Last week we were invited to have a look at the way the "Yours Faithfully" exhibition at the Museum of Australian Democracy (Old Parliament House) had been set up. The exhibition, which had opened the day before (December 17th), is expected to continue until at least the middle of 2021. The curators have "held back" four of the 10 manual portable typewriters I either supplied or serviced, thinking it a good idea to have "fresh" interchange reserves for what they expect will be a steady fray of typing letters. Waiting in the wings for their turn to go into action are a Facit TP1, an Olympia Traveller, a Remington Envoy III and a Silver-Reed 100.

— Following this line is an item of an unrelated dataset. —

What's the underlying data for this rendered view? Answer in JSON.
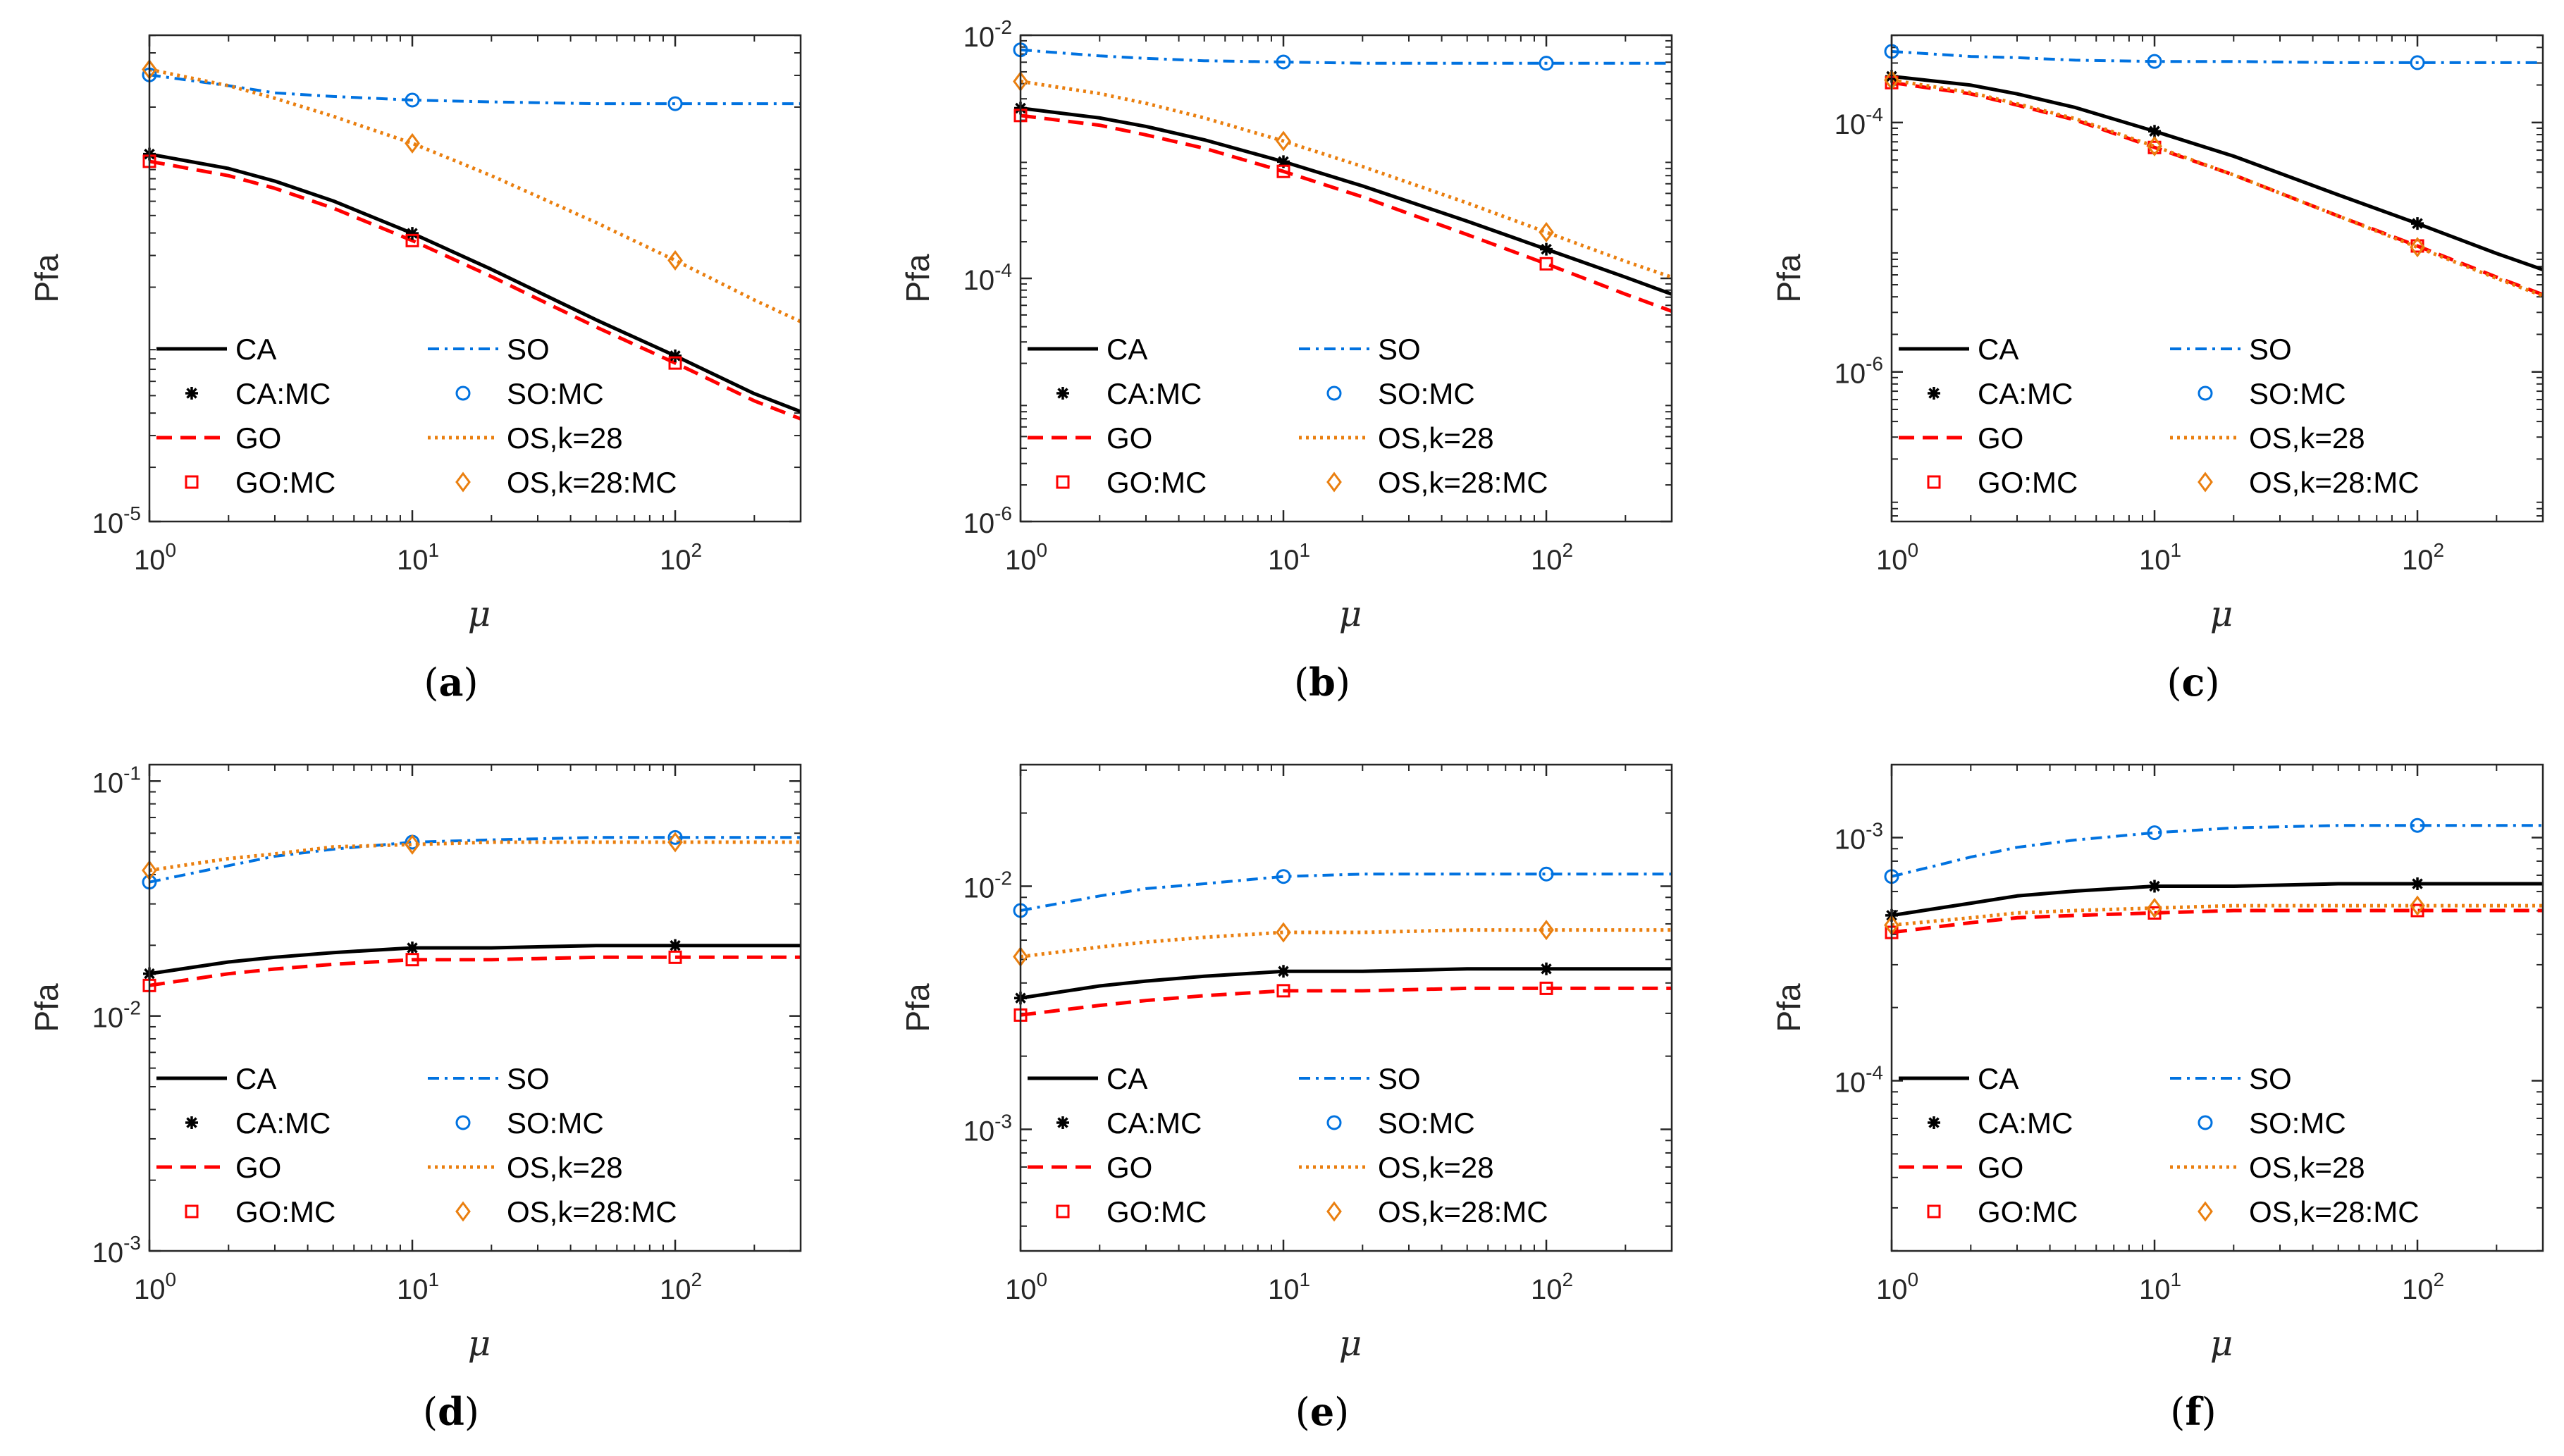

The six typewriters already out for use are evenly spread around the large room. I very much like the arrangement and the various posters on display. It's good that the curators (one of whom, by the way, comes from Richard Polt's home city of Cincinnati) have asked visitors to treat the typewriters with respect and kindness, and to take good care of them. That's not always going to be the case, we know that full well. But I'm on stand-by to make any running repairs that may be necessary. The first thing I noticed on entering the room was that little fingers can't resist playing with well inked ribbon - there were already black smudges over most of the typewriters. Sydney typewriter collector Richard Amery is also on stand-by, to supply new ribbons, as the stock at my local supplier has been exhausted (until March!).
The curators have a good collection of typewriter- and letter writing-related books to peruse, and they'll soon be adding Richard Polt's still highly-relevant "The Typewriter Revolution" to these shelves.